Gastroduodenal tuberculosis is uncommon with a reported incidence of 0.003% to 0.21% of all routine autopsies1, 2. In presence of pulmonary tuberculosis incidence increases to 0.3% to 2.3% of autopsies3. The reason for its relative rarity is attributed to bactericidal property of gastric acid, scarcity of lymphoid tissue in gastric wall and intact gastric mucosa of the stomach 4. None of our patients had pulmonary tuberculosis or tuberculosis elsewhere.

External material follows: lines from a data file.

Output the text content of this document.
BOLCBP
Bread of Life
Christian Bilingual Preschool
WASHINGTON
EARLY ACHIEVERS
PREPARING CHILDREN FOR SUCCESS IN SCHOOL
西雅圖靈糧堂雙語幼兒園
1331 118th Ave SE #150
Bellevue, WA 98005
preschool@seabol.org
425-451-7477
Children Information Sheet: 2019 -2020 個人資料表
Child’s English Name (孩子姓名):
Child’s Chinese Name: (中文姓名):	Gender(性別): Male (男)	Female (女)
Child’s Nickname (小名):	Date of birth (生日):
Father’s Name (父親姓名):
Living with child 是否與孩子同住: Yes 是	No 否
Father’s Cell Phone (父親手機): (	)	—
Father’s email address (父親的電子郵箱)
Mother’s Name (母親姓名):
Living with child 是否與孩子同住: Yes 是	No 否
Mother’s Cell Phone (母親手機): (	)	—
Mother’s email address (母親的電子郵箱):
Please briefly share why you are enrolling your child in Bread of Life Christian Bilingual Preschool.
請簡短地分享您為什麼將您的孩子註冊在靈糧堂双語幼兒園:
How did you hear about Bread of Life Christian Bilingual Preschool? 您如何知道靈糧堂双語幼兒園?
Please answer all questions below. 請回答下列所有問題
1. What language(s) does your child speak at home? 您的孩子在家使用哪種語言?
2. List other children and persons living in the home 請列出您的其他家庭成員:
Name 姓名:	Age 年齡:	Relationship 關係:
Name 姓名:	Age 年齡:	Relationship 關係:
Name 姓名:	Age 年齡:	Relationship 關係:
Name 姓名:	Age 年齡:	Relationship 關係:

The antrum and prepyloric regions are the most common sites of tuberculous lesions in the stomach, and the duodenum is occasionally involved5, 6. The possible routes of infection include direct infection of the mucosa, hematogenous spread or extension from neighboring tuberculous lesion. The numerous lymph follicles in the pyloric region, and the superimposition of tuberculosis on a non-specific ulcer, which is common in the region, have been cited as reasons for the higher incidence of tuberculosis in the pyloric region7, 8. However, there are few reports about an ulcer or mass being caused by Mycobacterium tuberculosis close to gastroesophageal junction4, 9. In our patient's duodenum was involved in two cases and pylorus in one.
The clinical presentation of gastroduodenal tuberculosis is entirely nonspecific with complaints of epigastric pain, vomiting, and weight loss3, 5 predominating. Hematemesis3, 6, 9, perforations7, 8, gastric outlet obstructions2, surgical obstructive jaundice have all been reported. The cause of obstruction can be either stricture or external compression with reported incidence of 59% and 41% respectively10. All of our patients presented with features of upper gastrointestinal tract obstruction and had stricture as the cause of obstruction.

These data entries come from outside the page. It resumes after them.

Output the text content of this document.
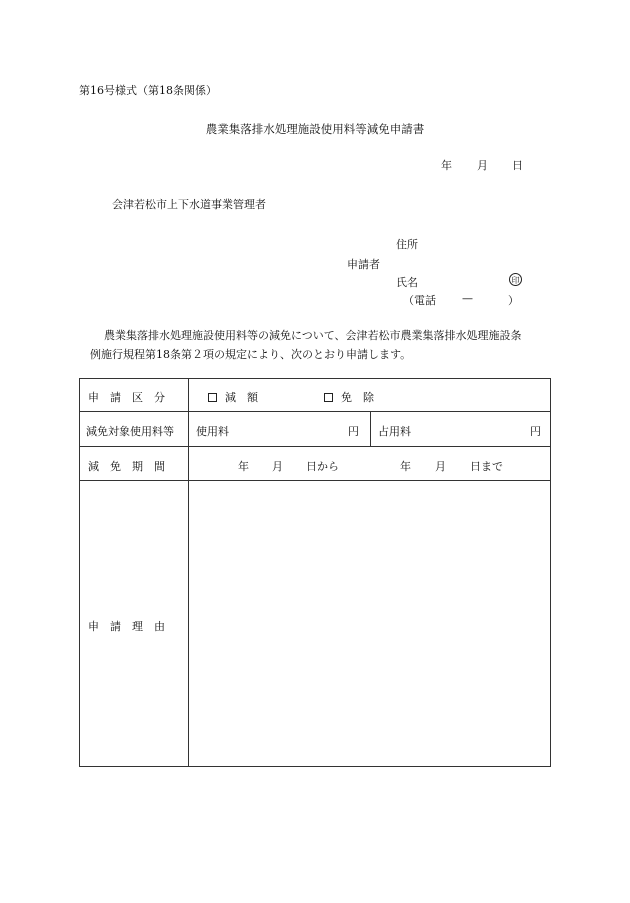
第16号様式（第18条関係）
農業集落排水処理施設使用料等減免申請書
年 月 日
会津若松市上下水道事業管理者
住所
申請者
氏名	印
（電話 —	）

農業集落排水処理施設使用料等の減免について、会津若松市農業集落排水処理施設条

例施行規程第18条第２項の規定により、次のとおり申請します。

申　請　区　分	減　額	免　除
減免対象使用料等 使用料	円 占用料	円
減　免　期　間	年 月 日から	年 月 日まで
申　請　理　由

Endoscopic brush cytology and biopsy is only occasionally successful in diagnosis3. Submucosal location of the lesion has been cited as a reason for failure of endoscopic biopsies9, 11. The success rate of gastric brush cytology in diagnosing Gastroduodenal tuberculosis has been reported in 7 of 120 patients with gastric symptoms12. Only one of our patients had diagnosis suggested by endoscopy.
ATT is effective for treating patients diagnosed by endoscopic biopsy or brush cytology, who do not have complications3, 9, 12. Due to lack of accurate clinical diagnosis and sensitive laboratory investigations, most patients need surgical intervention for diagnosis. Patients presenting with diagnostic dilemma or with complications such as a pyloric mass, stenosis, bleeding, or perforation require surgery. Perioperative biopsy2, under running a bleeder in ulcer base13, truncal vagotomy with gastrojejunostomy5, 6 and partial or subtotal gastrectomy5, 11 may be required, depending on the operative findings. A full course of ATT should always complement any operation for Gastroduodenal tuberculosis.
In conclusion, gastro-duodenal tuberculosis is seldom diagnosed pre-operatively. High index of suspicion is required in young patients residing in endemic areas, patients with short duration of symptoms, early onset of gastric outlet obstructions and non responders to anti ulcer therapy. Cytological and histopathological evidence of caseating granuloma, epithelioid cells, or acid-fast bacilli or a combination of these three features is the key for determining the diagnosis.